It’s official. Priscilla Queen of the Desert is still the most colourful musical in town – and with just over a month left to run. In fact, it’s the loudest, campest riot of a show that I’ve seen in years. And I mean that in the nicest possible way. This is a show that has had good money spent on it with high production values – dancers come on and off stage in the most elaborate creations (there are over 500 costumes in the show) – as anything from paint brushes to cup cakes, wearing fabulously created wigs. Based on the film which follows three drag queens on their bus journey from Sydney to Alice Springs, playing Kylie hits along the way, Priscilla has the quickest, naughtiest and wittiest one-liners this side of Adelaide. Director Simon Phillips (an Aussie genius, as bright as the shining Sydney Harbour Bridge lit up in the show) has also selected and interpolated the songs into the show, with some 25 dance classics including Downtown, Go West and, of course, I Will Survive. However, beneath its bold and brassy exterior, Priscilla actually has enormous heart, as the three drag queens face struggles and prejudice, with several poignant moments, especially when one of them realises that the prejudice he thought he’d got used to never gets any easier. It’s an intoxicating mix.

What’s clever about Priscilla is that the three main characters who are thrown together on that bus journey are all such contrasting ladies, so to speak. There’s the older Bernadette (a wistful and moving Don Gallagher), whose been around the block and joins the group following her lover’s death. Then there’s Felicia, the youngest and most outrageous of the trio (original cast member Oliver Thornton), who enjoys causing controversy with his appearance. And there’s Mitzi – real name Tick (don’t ask!) – who initiates the trip in order to catch up with his wife Marion (Selina Chilton, doing an extremely plausible Aussie accent) and his six year old son – now get that. Tick is played with great warmth and belief by silver haired Richard Grieve (who was heart-throb Sam in Neighbours amongst other soap heroes). When the iconic bus appears on stage, there is an audible gasp from the audience, and the bus even gets smeared in paint as the backward residents of Broken Hill turn on the girls who are outside of their Sydney comfort zone. But even when things are going wrong for the girls, the Divas (Amelia Cormack, the up-and-coming leading lady Gemma O’Duffy who I last saw in Spring Awakening, Charlotte Rigby and Lucinda Shaw) are on hand, often entering on wires from the top of the stage to brighten up proceedings even further in commentary and song.

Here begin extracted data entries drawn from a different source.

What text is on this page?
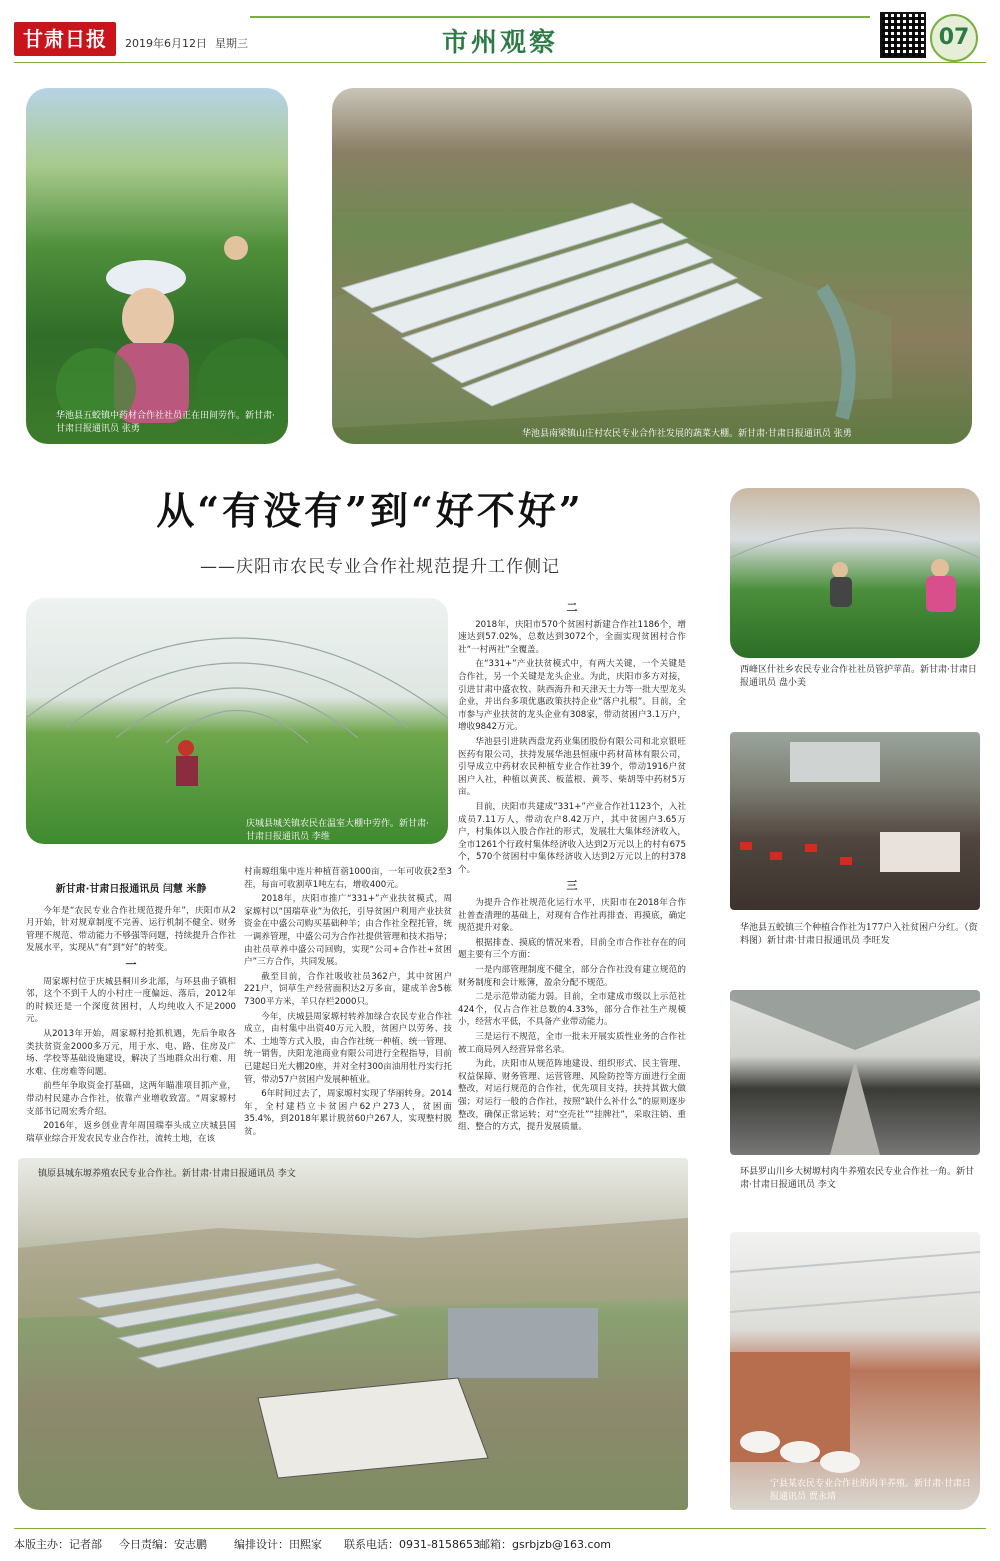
甘肃日报	2019年6月12日 星期三	市州观察	07
华池县五蛟镇中药材合作社社员正在田间劳作。新甘肃·甘肃日报通讯员 张勇	华池县南梁镇山庄村农民专业合作社发展的蔬菜大棚。新甘肃·甘肃日报通讯员 张勇
从“有没有”到“好不好”
——庆阳市农民专业合作社规范提升工作侧记
庆城县城关镇农民在温室大棚中劳作。新甘肃·甘肃日报通讯员 李维
新甘肃·甘肃日报通讯员 闫慧 米静

今年是“农民专业合作社规范提升年”，庆阳市从2月开始，针对规章制度不完善、运行机制不健全、财务管理不规范、带动能力不够强等问题，持续提升合作社发展水平，实现从“有”到“好”的转变。

一

周家塬村位于庆城县桐川乡北部，与环县曲子镇相邻，这个不到千人的小村庄一度偏远、落后，2012年的时候还是一个深度贫困村，人均纯收入不足2000元。

从2013年开始，周家塬村抢抓机遇，先后争取各类扶贫资金2000多万元，用于水、电、路、住房及广场、学校等基础设施建设，解决了当地群众出行难、用水难、住房难等问题。

前些年争取资金打基础，这两年瞄准项目抓产业，带动村民建办合作社，依靠产业增收致富。“周家塬村支部书记周宏秀介绍。

2016年，返乡创业青年周国瑞奉头成立庆城县国瑞草业综合开发农民专业合作社，流转土地，在该

村南塬组集中连片种植苜蓿1000亩，一年可收获2至3茬，每亩可收割草1吨左右，增收400元。

2018年，庆阳市推广“331+”产业扶贫模式，周家塬村以“国瑞草业”为依托，引导贫困户利用产业扶贫资金在中盛公司购买基础种羊；由合作社全程托管，统一调养管理，中盛公司为合作社提供管理和技术指导；由社员草养中盛公司回购，实现“公司+合作社+贫困户”三方合作，共同发展。

截至目前，合作社吸收社员362户，其中贫困户221户，饲草生产经营面积达2万多亩，建成羊舍5栋7300平方米，羊只存栏2000只。

今年，庆城县周家塬村转养加绿合农民专业合作社成立，由村集中出资40万元入股，贫困户以劳务、技术、土地等方式入股，由合作社统一种植、统一管理、统一销售，庆阳龙池商业有限公司进行全程指导，目前已建起日光大棚20座，并对全村300亩油用牡丹实行托管，带动57户贫困户发展种植业。

6年时间过去了，周家塬村实现了华丽转身。2014年，全村建档立卡贫困户62户273人，贫困面35.4%，到2018年累计脱贫60户267人，实现整村脱贫。

二

2018年，庆阳市570个贫困村新建合作社1186个，增速达到57.02%，总数达到3072个，全面实现贫困村合作社“一村两社”全覆盖。

在“331+”产业扶贫模式中，有两大关键，一个关键是合作社，另一个关键是龙头企业。为此，庆阳市多方对接，引进甘肃中盛农牧、陕西海升和天津天士力等一批大型龙头企业，并出台多项优惠政策扶持企业“落户扎根”。目前，全市参与产业扶贫的龙头企业有308家，带动贫困户3.1万户，增收9842万元。

华池县引进陕西盘龙药业集团股份有限公司和北京银旺医药有限公司，扶持发展华池县恒康中药材苗林有限公司，引导成立中药材农民种植专业合作社39个，带动1916户贫困户入社，种植以黄芪、板蓝根、黄芩、柴胡等中药材5万亩。

目前，庆阳市共建成“331+”产业合作社1123个，入社成员7.11万人，带动农户8.42万户，其中贫困户3.65万户，村集体以入股合作社的形式，发展壮大集体经济收入，全市1261个行政村集体经济收入达到2万元以上的村有675个，570个贫困村中集体经济收入达到2万元以上的村378个。

三

为提升合作社规范化运行水平，庆阳市在2018年合作社普查清理的基础上，对现有合作社再排查、再摸底，确定规范提升对象。

根据排查、摸底的情况来看，目前全市合作社存在的问题主要有三个方面：

一是内部管理制度不健全，部分合作社没有建立规范的财务制度和会计账簿，盈余分配不规范。

二是示范带动能力弱。目前，全市建成市级以上示范社424个，仅占合作社总数的4.33%，部分合作社生产规模小，经营水平低，不具备产业带动能力。

三是运行不规范，全市一批未开展实质性业务的合作社被工商局列入经营异常名录。

为此，庆阳市从规范阵地建设、组织形式、民主管理、权益保障、财务管理、运营管理、风险防控等方面进行全面整改，对运行规范的合作社，优先项目支持，扶持其做大做强；对运行一般的合作社，按照“缺什么补什么”的原则逐步整改，确保正常运转；对“空壳社”“挂牌社”，采取注销、重组、整合的方式，提升发展质量。

西峰区什社乡农民专业合作社社员管护苹苗。新甘肃·甘肃日报通讯员 盘小美
华池县五蛟镇三个种植合作社为177户入社贫困户分红。（资料图）新甘肃·甘肃日报通讯员 李旺发
环县罗山川乡大树塬村肉牛养殖农民专业合作社一角。新甘肃·甘肃日报通讯员 李文
宁县某农民专业合作社的肉羊养殖。新甘肃·甘肃日报通讯员 贾永靖
镇原县城东塬养殖农民专业合作社。新甘肃·甘肃日报通讯员 李文
本版主办：记者部 今日责编：安志鹏 编排设计：田熙家 联系电话：0931-8158653 邮箱：gsrbjzb@163.com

The show gets even better at the first half finale when the bus breaks down in the middle of nowhere and the girls are left stranded....until friendly mechanic Bob – Alf from Home and Away! – drops by to get them back on the road, joining them for the remainder of the journey when his Asian wife Cynthia (Kanako Nokano) disgraces him by hijacking the girls’ performance at his local hostelry. Ray Meagher returns to close the show as Bob following a successful six month stint earlier this year, but is no stranger to British theatre thanks to his yearly panto appearances here – indeed, I last saw him as King Rat doing a hilarious rap in a production of Dick Whittington. Meagher is perfect casting – his Home and Away persona and catchphrase Stone the flamin crows has been the stuff of soap legend for years, and he plays the role with exactly the right level of humour and good nature, making his burgeoning romance with Bernadette both believable and tender. Meagher even gets his own solo moment with A Fine Romance and gamely appears in a kangaroo suit in the finale. Enough said.

Priscilla will end its just under three-year run at the Palace Theatre on New Years Eve and it will be one hell of a party. Indeed, the audience for this show – varied and open minded in the main – are so friendly and when everyone gets up from their seats at the end to dance it’s like one big party. To tell the truth, I was glad to stretch my legs as the seats (even top price stalls) at the Palace are so narrow that anyone over 5’10’’ will get cramp (more investment please, Really Useful Group). Next up at the Palace is the Chichester production of Singin in the Rain with ballet star Adam Cooper and Scarlett Strallen (currently down under playing Mary Poppins in Sydney) and let’s hope that it will retain the glitz and sparkle. Priscilla is a show that could have been disastrously overstated and in grossly bad taste. Instead, it emerges as a true feel-good show with real heart, a rarity in a West End all too often littered with juke-box shows with very little story or reason to hold them together. Nearing the end of an almost three-year run, Priscilla is in great shape and looks like a show that has just opened, full of energy and zest. It’s going out on a high – I only hope that when they pack the costumes away there are no moths in the closet as this show deserves to travel on elsewhere.